Quem dança não mente?
Por Deborah Goldemberg
A linguagem nos dá presentes a toda hora, que muitas vezes nos passam batidos. A própria
palavra presente é uma revelação. Afinal, qual presente maior do que viver o momento com
plenitude, sem se preocupar com o passado ou o futuro, com os erros cometidos ou os boletos
que estão por vir? Só curtir momento de pisar no forró e tomar um gole de catuaba enquanto
o sanfoneiro dá os primeiros acordes. O grande presente é o próprio presente.
Isso explica o título dessa crônica, que pode parecer exagero. Será que os forrozeiros não
mentem mesmo? Parece extremo, mas é o que as palavras revelam. Veja: o corpo não é a
mente, portanto, o corpo não mente. Estamos falando da mente, esse lugarzinho complicado
do ser humano, onde tudo parece um labirinto. Ainda mais depois dessa pandemia e das redes
sociais, que nebularam ainda mais o que é real e o que não é. A mente mente! – é essa a
revelação. O corpo não. É a antítese da mente, jamais faria isso.
E o que é forrozeiro, senão um corpo livre? Observe como os corpos que chegam ao forró
ainda se despem de tudo o que podem. No geral, já preferem as roupas leves, saias curtas,
bermudas, tops e regatas, mas ainda fazem questão de deixar eventuais casacos, bolsas e até
celulares nas chapelarias para não terem nada dependurado a eles. Deixam tudo que podem
para mergulharem no dancing com o mínimo atrelado a eles. Maquiagens e penteados não
duram, nem adianta tentar. Até sapatos são dispensáveis.
Os corpos forrozeiros só precisam uns dos outros. No dancing, estão corpo a corpo. Cada qual
com o seu tamanho e forma específica, uns altos e outros baixos, uns fortes e outros magros,
com seus perfumes e odores característicos, ora doces e amadeirados, suas texturas – mãos
calosas ou suaves, suas secreções (notavelmente, os suores), seus sons (suspiros, espirros!),
seus estilos de vestir – podendo variar do hiponga ao heavy metal, variando em graus de
firmeza e molenguiçe, agilidade e lentidão. Cada corpo é uma verdade inexorável, diante do
seu, colado no seu, espelhando o seu.
Os corpos não mentem. Aqui está o presente da linguagem. Alguns corpos se encaixam ao seu.
Outros não. Alguns geram incômodos. Outros, os prazeres mais sublimes. Alguns nos dão tédio
e outros nos fazem levitar. No contato com alguns, fechamos os olhos para sentir mais. Com
outros, arregalamos os olhos como se picados por um escorpião! Com alguns, torcemos para a
música acabar logo. Com outros, para ela não acabar nunca mais. O dancing do forró é o
campo das verdades inexoráveis e ninguém mente quando somos apenas corpos.

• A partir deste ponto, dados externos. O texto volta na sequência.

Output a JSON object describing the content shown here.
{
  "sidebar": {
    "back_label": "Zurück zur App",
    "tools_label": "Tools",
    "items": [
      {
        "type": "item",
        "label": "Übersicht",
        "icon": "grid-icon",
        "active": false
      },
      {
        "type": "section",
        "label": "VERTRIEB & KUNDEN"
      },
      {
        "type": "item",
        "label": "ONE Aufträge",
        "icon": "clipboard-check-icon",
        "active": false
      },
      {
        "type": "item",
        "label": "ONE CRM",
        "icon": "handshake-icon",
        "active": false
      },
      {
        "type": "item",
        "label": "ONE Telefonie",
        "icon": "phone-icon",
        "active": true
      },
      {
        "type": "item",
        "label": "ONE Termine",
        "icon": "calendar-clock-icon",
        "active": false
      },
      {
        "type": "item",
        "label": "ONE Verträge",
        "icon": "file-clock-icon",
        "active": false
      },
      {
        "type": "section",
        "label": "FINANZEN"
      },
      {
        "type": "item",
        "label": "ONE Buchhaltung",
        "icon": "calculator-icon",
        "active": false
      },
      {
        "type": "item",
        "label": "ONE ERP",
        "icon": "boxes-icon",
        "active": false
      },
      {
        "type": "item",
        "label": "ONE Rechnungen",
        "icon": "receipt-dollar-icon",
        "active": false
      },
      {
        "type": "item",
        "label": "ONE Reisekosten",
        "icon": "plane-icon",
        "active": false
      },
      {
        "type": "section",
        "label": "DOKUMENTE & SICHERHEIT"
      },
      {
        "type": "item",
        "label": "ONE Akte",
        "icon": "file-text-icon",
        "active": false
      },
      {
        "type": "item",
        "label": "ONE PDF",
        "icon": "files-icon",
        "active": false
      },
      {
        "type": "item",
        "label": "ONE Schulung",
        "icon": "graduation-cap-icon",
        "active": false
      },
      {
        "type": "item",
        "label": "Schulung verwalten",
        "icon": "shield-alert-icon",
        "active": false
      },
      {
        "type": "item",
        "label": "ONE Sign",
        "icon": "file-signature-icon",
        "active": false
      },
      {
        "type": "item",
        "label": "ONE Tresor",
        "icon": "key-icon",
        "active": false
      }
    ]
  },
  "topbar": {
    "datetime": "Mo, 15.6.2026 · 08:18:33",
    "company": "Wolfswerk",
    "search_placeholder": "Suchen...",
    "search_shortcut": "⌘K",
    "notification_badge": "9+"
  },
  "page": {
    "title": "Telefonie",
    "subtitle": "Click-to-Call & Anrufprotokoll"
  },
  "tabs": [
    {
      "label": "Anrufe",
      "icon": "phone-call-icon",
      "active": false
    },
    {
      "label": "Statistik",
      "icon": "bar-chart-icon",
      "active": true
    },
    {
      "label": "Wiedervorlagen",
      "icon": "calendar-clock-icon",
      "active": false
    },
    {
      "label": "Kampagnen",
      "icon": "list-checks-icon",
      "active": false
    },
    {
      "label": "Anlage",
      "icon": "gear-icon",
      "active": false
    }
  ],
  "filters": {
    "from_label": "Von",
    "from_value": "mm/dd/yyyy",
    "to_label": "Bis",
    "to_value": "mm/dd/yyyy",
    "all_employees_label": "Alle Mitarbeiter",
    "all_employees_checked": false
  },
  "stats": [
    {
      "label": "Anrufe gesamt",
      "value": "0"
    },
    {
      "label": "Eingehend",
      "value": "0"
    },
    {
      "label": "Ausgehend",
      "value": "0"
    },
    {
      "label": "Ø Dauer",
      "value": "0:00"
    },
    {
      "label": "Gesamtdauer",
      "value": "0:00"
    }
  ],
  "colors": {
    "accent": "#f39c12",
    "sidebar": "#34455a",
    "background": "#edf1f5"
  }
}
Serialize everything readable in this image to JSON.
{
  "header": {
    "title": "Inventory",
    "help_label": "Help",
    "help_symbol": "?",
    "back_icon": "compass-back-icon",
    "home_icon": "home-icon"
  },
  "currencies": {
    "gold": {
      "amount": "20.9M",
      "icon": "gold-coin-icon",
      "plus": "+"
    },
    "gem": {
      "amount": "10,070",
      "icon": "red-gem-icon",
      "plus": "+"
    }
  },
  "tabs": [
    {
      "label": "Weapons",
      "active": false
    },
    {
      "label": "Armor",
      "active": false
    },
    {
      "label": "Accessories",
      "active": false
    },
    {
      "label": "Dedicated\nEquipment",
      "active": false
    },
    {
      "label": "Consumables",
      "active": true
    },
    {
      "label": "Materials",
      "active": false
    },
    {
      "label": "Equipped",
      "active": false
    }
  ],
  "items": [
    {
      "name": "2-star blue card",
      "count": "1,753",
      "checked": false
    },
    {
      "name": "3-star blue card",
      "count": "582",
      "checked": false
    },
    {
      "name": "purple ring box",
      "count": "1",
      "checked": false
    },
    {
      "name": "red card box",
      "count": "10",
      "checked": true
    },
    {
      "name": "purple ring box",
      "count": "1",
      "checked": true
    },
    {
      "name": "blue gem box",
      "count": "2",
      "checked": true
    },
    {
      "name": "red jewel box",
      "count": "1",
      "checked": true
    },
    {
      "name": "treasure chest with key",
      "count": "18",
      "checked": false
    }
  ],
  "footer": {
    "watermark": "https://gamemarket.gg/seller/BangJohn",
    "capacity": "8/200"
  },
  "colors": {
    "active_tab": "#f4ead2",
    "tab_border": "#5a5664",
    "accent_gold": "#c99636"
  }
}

Não se empolgue! Concluída a dança, aquele mesmo corpo que se encaixou maravilhosamente
pode te convidar para uma chiboquinha e, ao atravessar a fronteira do dancing, saiba que já
não está mais no reino do corpo! A partir dali, a mente volta atuar e podem rolar mentiras,
confusões, sedução, tudo o que acontece todos os dias e todas as horas em qualquer lugar.
Caso isso ocorra, não fique triste. Uma coisa é certa – o dancing do forró estará sempre lá –
refúgio dos corpos e da verdade, nesses tempos confusos.
Que linda crônica, eu como uma legítima forrozeira vivo intensamente muitas de suas frases. Amei.
Verdade, Deborah! O corpo não mente, ainda mais no forró! Interessantes interpretações e fortes sensações em sua escrita praticamente rítmica e cheia de sentidos! Sen-sa-cio-nal! 🎶👏👏👏
Fabio, a nossa cronista Deborah Goldemberg, além de forrozeira é uma escritora que consegue captar todas as nuances do ambiente da dança de Forró.